JB: There are multiple ways to make the transition, some of them are really simple. To get started with Google Genomics, you can take the variant calls from your DNA sequencing experiments and load them up to the cloud, and begin exploring trends and patterns right away. In other words, you can focus on adding new capabilities, rather than replicating what you’re already doing on local compute resources. You can get started in an afternoon. You can also take your entire IT infrastructure and move it to Google Cloud Platform, using Google Compute Engine virtual machines, Google Cloud Storage for files, Google Cloud SQL as a relational database, Google Cloud Datastore as a NoSQL alternative. Anything you’re running locally, you can probably get it set up in the cloud, without too many changes. Longer term, you’ll get the most benefit from thinking about infrastructure differently.
FLG: At the moment these tools seem to largely be targeted to bioinformaticians, or at least researchers with a familiarity with analytical data outputs –How user friendly can you realistically make things without sacrificing depth?
JB: We’re starting with the applications where Google can bring the most unique value. We have a lot of great technologies for working with large data sets, and bioinformaticians are excited to get access to those tools. Institute for Systems Biology is building a more biologist-friendly interface for the Cancer Cloud Pilot. Autism Speaks is building a researcher portal for the MSSNG project. Over time, the trend is toward friendlier interfaces, making advanced tools more widely available.
FLG: What potential risks do you foresee for patient privacy, how do you think these can be handled?
JB: Google Cloud Platform supports HIPAA covered entities by signing Business Associates Agreements. We encrypt all information where it’s stored and when it’s transferred over the network. There are many security and compliance certifications that provide assurance that information is shared only as planned.
FLG: What have been the highlights for you since Google genomics first began? Atul Butte has compared the work at Google genomics to how travel agents felt when they saw expedia.

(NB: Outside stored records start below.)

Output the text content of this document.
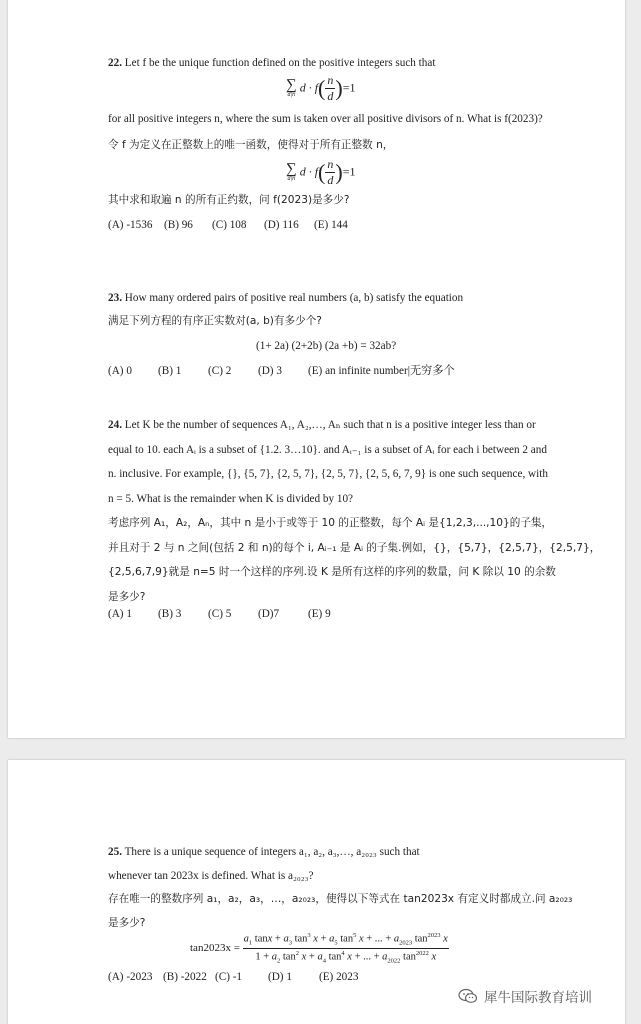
22. Let f be the unique function defined on the positive integers such that
∑
d|n
$d \cdot f( \frac{n}{d} )=1$
for all positive integers n, where the sum is taken over all positive divisors of n. What is f(2023)?
令 f 为定义在正整数上的唯一函数，使得对于所有正整数 n，
∑
d|n
$d \cdot f( \frac{n}{d} )=1$
其中求和取遍 n 的所有正约数，问 f(2023)是多少?
(A) -1536	(B) 96	(C) 108	(D) 116	(E) 144
23. How many ordered pairs of positive real numbers (a, b) satisfy the equation
满足下列方程的有序正实数对(a, b)有多少个?
(1+ 2a) (2+2b) (2a +b) = 32ab?
(A) 0	(B) 1	(C) 2	(D) 3	(E) an infinite number|无穷多个
24. Let K be the number of sequences A₁, A₂,…, Aₙ such that n is a positive integer less than or
equal to 10. each Aᵢ is a subset of {1.2. 3…10}. and Aᵢ₋₁ is a subset of Aᵢ for each i between 2 and
n. inclusive. For example, {}, {5, 7}, {2, 5, 7}, {2, 5, 7}, {2, 5, 6, 7, 9} is one such sequence, with
n = 5. What is the remainder when K is divided by 10?
考虑序列 A₁，A₂，Aₙ，其中 n 是小于或等于 10 的正整数，每个 Aᵢ 是{1,2,3,...,10}的子集，
并且对于 2 与 n 之间(包括 2 和 n)的每个 i, Aᵢ₋₁ 是 Aᵢ 的子集.例如，{}，{5,7}，{2,5,7}，{2,5,7}，
{2,5,6,7,9}就是 n=5 时一个这样的序列.设 K 是所有这样的序列的数量，问 K 除以 10 的余数
是多少?
(A) 1	(B) 3	(C) 5	(D)7	(E) 9
25. There is a unique sequence of integers a₁, a₂, a₃,…, a₂₀₂₃ such that
whenever tan 2023x is defined. What is a₂₀₂₃?
存在唯一的整数序列 a₁，a₂，a₃，…，a₂₀₂₃，使得以下等式在 tan2023x 有定义时都成立.问 a₂₀₂₃
是多少?
$\tan 2023x = \frac{a_1 \tan x + a_3 \tan^3 x + a_5 \tan^5 x + ... + a_{2023} \tan^{2023} x}{1 + a_2 \tan^2 x + a_4 \tan^4 x + ... + a_{2022} \tan^{2022} x}$
(A) -2023 (B) -2022 (C) -1	(D) 1	(E) 2023
犀牛国际教育培训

JB: So far a few of the highlights have been the positive community response to the announcement that Google Genomics had formed and joined the Global Alliance for Genomics and Health; the ICGC DREAM somatic mutation calling challenge; the NCI Cancer Cloud Pilot with Institute for Systems Biology; the launch of the MSSNG database for autism research; and the first peer-reviewed publication to mention Google Genomics. This is just the beginning. Over the course of 2015 and the coming years, the momentum will increase.
FLG: In 10 years’ time, will the term ‘Googling’ have taken on a life of its own in genomics?

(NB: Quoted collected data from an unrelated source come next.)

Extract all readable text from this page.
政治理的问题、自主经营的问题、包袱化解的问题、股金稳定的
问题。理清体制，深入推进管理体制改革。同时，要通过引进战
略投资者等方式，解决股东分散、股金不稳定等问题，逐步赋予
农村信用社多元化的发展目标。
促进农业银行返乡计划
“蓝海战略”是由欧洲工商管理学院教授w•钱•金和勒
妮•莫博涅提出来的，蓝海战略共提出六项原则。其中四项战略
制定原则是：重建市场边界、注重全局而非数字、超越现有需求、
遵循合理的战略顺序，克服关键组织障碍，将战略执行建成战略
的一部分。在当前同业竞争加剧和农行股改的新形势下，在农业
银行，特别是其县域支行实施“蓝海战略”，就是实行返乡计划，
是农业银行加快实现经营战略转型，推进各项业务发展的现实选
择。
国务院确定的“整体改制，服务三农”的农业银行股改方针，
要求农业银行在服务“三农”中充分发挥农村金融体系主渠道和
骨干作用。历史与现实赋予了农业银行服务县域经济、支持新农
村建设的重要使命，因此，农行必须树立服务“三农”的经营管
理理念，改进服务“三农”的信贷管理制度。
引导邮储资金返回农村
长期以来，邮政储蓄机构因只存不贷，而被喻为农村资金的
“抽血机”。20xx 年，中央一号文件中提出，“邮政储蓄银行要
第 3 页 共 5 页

JB: I’ve been struck by how often I hear that clinicians and researchers find out more about a genetic variant by starting with a Google Search. Results today are based on web pages. Google Genomics is building optimized storage, processing, and exploration that’s adapted to the domain. We’ve barely begun to see what’s possible. I think we’ll all be surprised by how genomics as a field looks in 10 years.
FLG: What do you think the next big story in genomics will be?
JB: The small stories are easier to predict – the incremental improvements, as technologies that exist today are applied to genomics. The big news stories that excite me most will be the unexpected breakthroughs and insights. These are exciting times for genomics.
FLG: We hear you’ve got some good restaurant recommendations for people travelling into the Bay Area. What are your top five picks?
JB: When not studying DNA, we should all make a point to eat foods filled with plant and animal DNA. In Berkeley, Gather offers some of the most inventive farm-to-table food. In San Francisco, Lers Ros is my favorite Thai restaurant. Orenchi in Santa Clara is a top spot for ramen. Madras Cafe in Sunnyvale serves excellent South Indian. Koi Palace in Daly City has amazing dim sum. Is that five already?
FLG: Any last questions, comments for readers?
JB: Thanks for reading about Google Genomics. We’re thrilled to collaborate with the global genomics community and make an impact together.